One of the neat things that happened here (a first) is meeting someone on IRC who’s sitting right next to you, which happened at the last seminar. Here and here are her websites.

Right now there’s a panel of people talking about building traffic to your site. So far, it’s all common sense stuff.

Saturday, February 19th, 2005

Podcasting at the conference and in the NYT

by Warren

Tod Maffin is speaking about the podcasting phenomenon at the Northern Voice blogging conference. I’m thinking about putting a podcast together, though not until I’ve got my ducks in a row in Korea. Anyway, the NYT also ran a story about podcasting today, six months after it became a big deal.

And just to show how immediate all this stuff is, there’s a guy next to me using his iSight camera to capture all this stuff and post the video to audioblog.com, as well as audio on his own site.

Saturday, February 19th, 2005

Annals of coolness..

by Warren

So I’ve already found some pictures of myself online, had someone add me as a Flickr contact, and added a couple of RSS feeds. Just to be a total nerd, I fired up BBC World Service’s video feed to add to the shenanigans.

Saturday, February 19th, 2005

freaky McDonald’s crap (not Northern Voice related)

by Warren

Now this just ain’t right.

Saturday, February 19th, 2005

caught in the act!

by Warren

Already I’m online and incriminated, as someone took a picture of me outside in the hall sucking down some coffee.

Saturday, February 19th, 2005

Anal blogging on the spot continues…

by Warren

Tim Bray, some Sun Microsystems nabob, is warming up the crowd. I got into the keynote, presumably because four other people overslept. More later.

Saturday, February 19th, 2005

At Northern Voices conference, snafued in the waiting list

by Warren

Currently I’m #4 on the waiting list to get into the Northern Voices blogger conference at UBC Robson.
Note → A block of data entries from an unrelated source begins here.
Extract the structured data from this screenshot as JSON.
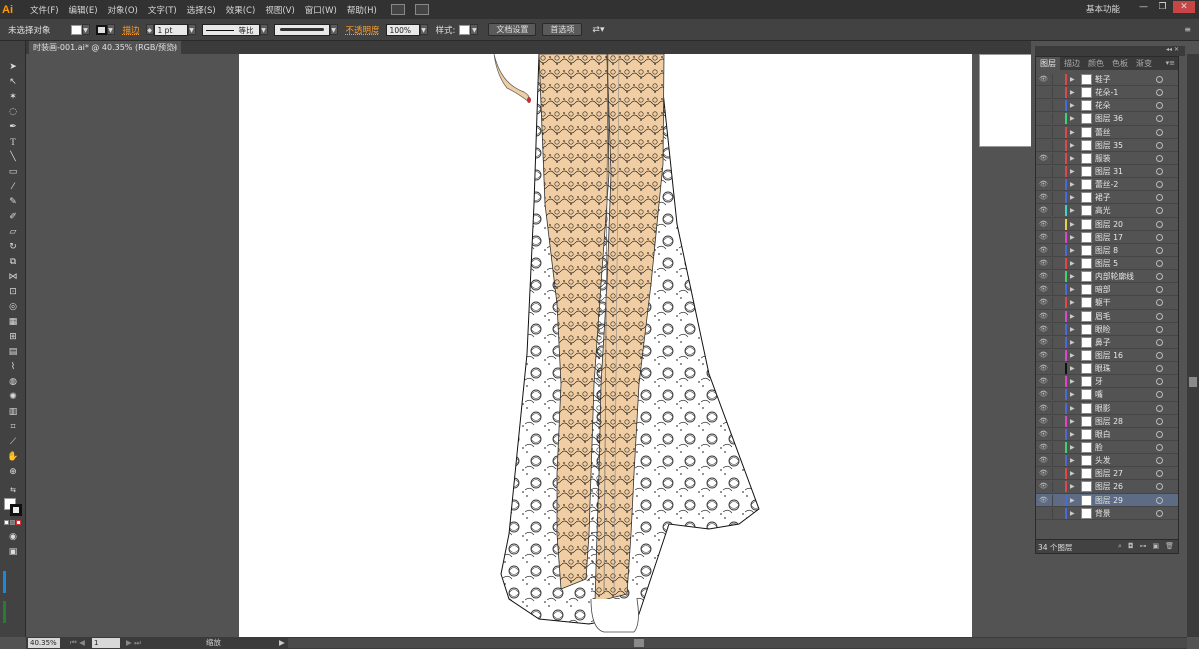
{
  "app": {
    "logo": "Ai"
  },
  "menu": [
    "文件(F)",
    "编辑(E)",
    "对象(O)",
    "文字(T)",
    "选择(S)",
    "效果(C)",
    "视图(V)",
    "窗口(W)",
    "帮助(H)"
  ],
  "workspace": "基本功能",
  "window_buttons": {
    "minimize": "—",
    "restore": "❐",
    "close": "✕"
  },
  "control": {
    "selection": "未选择对象",
    "stroke_label": "描边",
    "stroke_weight": "1 pt",
    "stroke_profile": "等比",
    "opacity_label": "不透明度",
    "opacity": "100%",
    "style_label": "样式:",
    "doc_setup": "文档设置",
    "preferences": "首选项"
  },
  "document_tab": {
    "title": "时装画-001.ai* @ 40.35% (RGB/预览)",
    "close": "×"
  },
  "status": {
    "zoom": "40.35%",
    "page": "1",
    "label": "缩放"
  },
  "layers_panel": {
    "tabs": [
      "图层",
      "描边",
      "颜色",
      "色板",
      "渐变"
    ],
    "count": "34 个图层",
    "layers": [
      {
        "name": "鞋子",
        "color": "#e04848",
        "visible": true
      },
      {
        "name": "花朵-1",
        "color": "#e04848",
        "visible": false
      },
      {
        "name": "花朵",
        "color": "#4a6ad8",
        "visible": false
      },
      {
        "name": "图层 36",
        "color": "#3ad66a",
        "visible": false
      },
      {
        "name": "蕾丝",
        "color": "#e04848",
        "visible": false
      },
      {
        "name": "图层 35",
        "color": "#e04848",
        "visible": false
      },
      {
        "name": "服装",
        "color": "#e04848",
        "visible": true
      },
      {
        "name": "图层 31",
        "color": "#e04848",
        "visible": false
      },
      {
        "name": "蕾丝-2",
        "color": "#4a6ad8",
        "visible": true
      },
      {
        "name": "裙子",
        "color": "#4a6ad8",
        "visible": true
      },
      {
        "name": "高光",
        "color": "#3ad6c8",
        "visible": true
      },
      {
        "name": "图层 20",
        "color": "#e8d040",
        "visible": true
      },
      {
        "name": "图层 17",
        "color": "#d848c8",
        "visible": true
      },
      {
        "name": "图层 8",
        "color": "#4a6ad8",
        "visible": true
      },
      {
        "name": "图层 5",
        "color": "#e04848",
        "visible": true
      },
      {
        "name": "内部轮廓线",
        "color": "#3ad66a",
        "visible": true
      },
      {
        "name": "暗部",
        "color": "#4a6ad8",
        "visible": true
      },
      {
        "name": "躯干",
        "color": "#e04848",
        "visible": true
      },
      {
        "name": "眉毛",
        "color": "#d848c8",
        "visible": true
      },
      {
        "name": "眼睑",
        "color": "#4a6ad8",
        "visible": true
      },
      {
        "name": "鼻子",
        "color": "#4a6ad8",
        "visible": true
      },
      {
        "name": "图层 16",
        "color": "#d848c8",
        "visible": true
      },
      {
        "name": "眼珠",
        "color": "#111111",
        "visible": true
      },
      {
        "name": "牙",
        "color": "#d848c8",
        "visible": true
      },
      {
        "name": "嘴",
        "color": "#4a6ad8",
        "visible": true
      },
      {
        "name": "眼影",
        "color": "#4a6ad8",
        "visible": true
      },
      {
        "name": "图层 28",
        "color": "#d848c8",
        "visible": true
      },
      {
        "name": "眼白",
        "color": "#4a6ad8",
        "visible": true
      },
      {
        "name": "脸",
        "color": "#3ad66a",
        "visible": true
      },
      {
        "name": "头发",
        "color": "#4a6ad8",
        "visible": true
      },
      {
        "name": "图层 27",
        "color": "#e04848",
        "visible": true
      },
      {
        "name": "图层 26",
        "color": "#e04848",
        "visible": true
      },
      {
        "name": "图层 29",
        "color": "#4a6ad8",
        "visible": true,
        "selected": true
      },
      {
        "name": "背景",
        "color": "#4a6ad8",
        "visible": false
      }
    ]
  }
}
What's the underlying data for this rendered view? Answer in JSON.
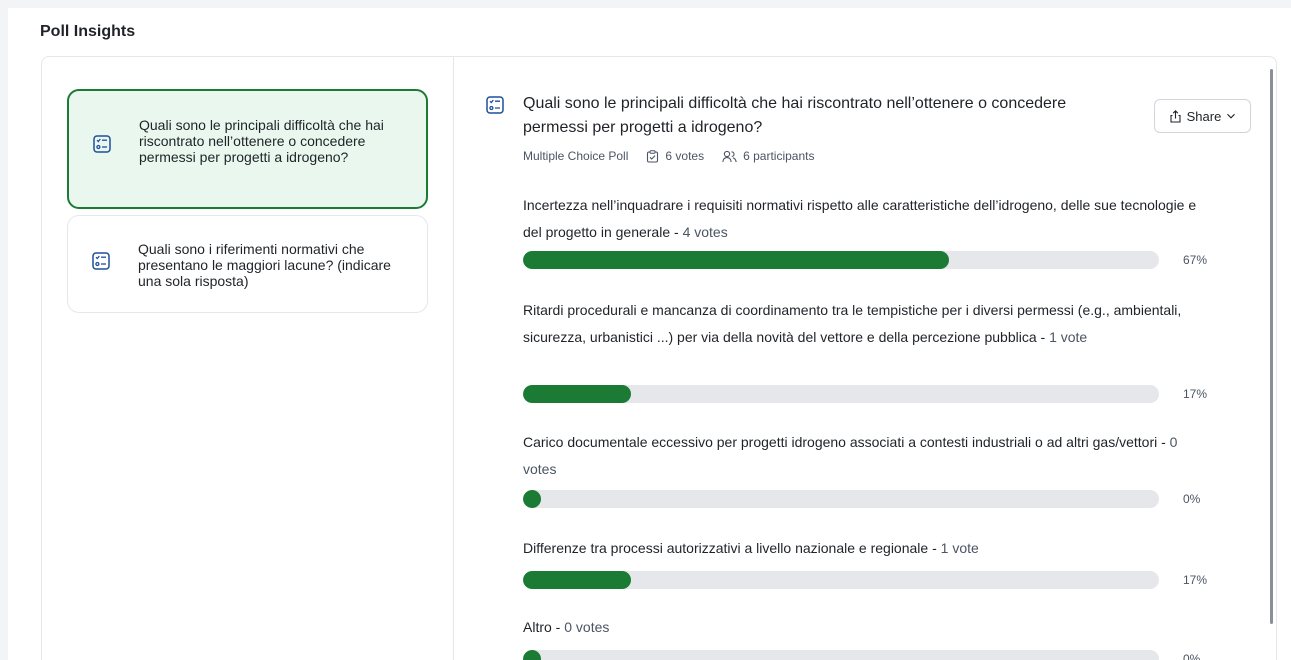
{
  "page": {
    "title": "Poll Insights"
  },
  "questions": [
    {
      "text": "Quali sono le principali difficoltà che hai riscontrato nell’ottenere o concedere permessi per progetti a idrogeno?",
      "active": true,
      "icon": "poll-icon"
    },
    {
      "text": "Quali sono i riferimenti normativi che presentano le maggiori lacune? (indicare una sola risposta)",
      "active": false,
      "icon": "poll-icon"
    }
  ],
  "detail": {
    "question": "Quali sono le principali difficoltà che hai riscontrato nell’ottenere o concedere permessi per progetti a idrogeno?",
    "poll_type": "Multiple Choice Poll",
    "votes": "6 votes",
    "participants": "6 participants",
    "share_label": "Share",
    "options": [
      {
        "label": "Incertezza nell’inquadrare i requisiti normativi rispetto alle caratteristiche dell’idrogeno, delle sue tecnologie e del progetto in generale",
        "votes": "4 votes",
        "percent_label": "67%",
        "fraction": 0.67
      },
      {
        "label": "Ritardi procedurali e mancanza di coordinamento tra le tempistiche per i diversi permessi (e.g., ambientali, sicurezza, urbanistici ...) per via della novità del vettore e della percezione pubblica",
        "votes": "1 vote",
        "percent_label": "17%",
        "fraction": 0.17
      },
      {
        "label": "Carico documentale eccessivo per progetti idrogeno associati a contesti industriali o ad altri gas/vettori",
        "votes": "0 votes",
        "percent_label": "0%",
        "fraction": 0
      },
      {
        "label": "Differenze tra processi autorizzativi a livello nazionale e regionale",
        "votes": "1 vote",
        "percent_label": "17%",
        "fraction": 0.17
      },
      {
        "label": "Altro",
        "votes": "0 votes",
        "percent_label": "0%",
        "fraction": 0
      }
    ]
  },
  "colors": {
    "accent": "#1b7a34",
    "active_bg": "#eaf7ef",
    "track": "#e5e7eb"
  }
}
Since I just found out about this shindig yesterday, I don’t feel too bad about sitting and the hallway and diddling around on their free wifi connection, though I will be missing Robert Scoble’s keynote. Scoble is Microsoft’s “blog-guy,” and it would have been interesting to listen to what he has to say, but….ehh.

The other thing I’ve noticed is that this event seems to be pretty Mac-centric. Loads and loads of Powerbooks, so evidently these people are right thinking folk with fine taste in computation.

Friday, February 18th, 2005

Why gaming magazines suck

by Warren

Gaming magazines are by and large terrible, as eloquently stated here and here.
I don’t really play many videogames anymore, but when I did, I was lucky enough to be able to read “Next Generation” magazine, the onl gaming magazine I’ve ever come across aimed at adult readers. Besides having the balls to give bad reviews, unlike, say, EGM and its ilk, Next Gen was also the only mag to have in depth interviews with execs and game creators from all the major console players and the PC world. Since they appealed to intelligent readers, they inevitably crashed and burned. No videogame magazine I know of has come close to replacing them.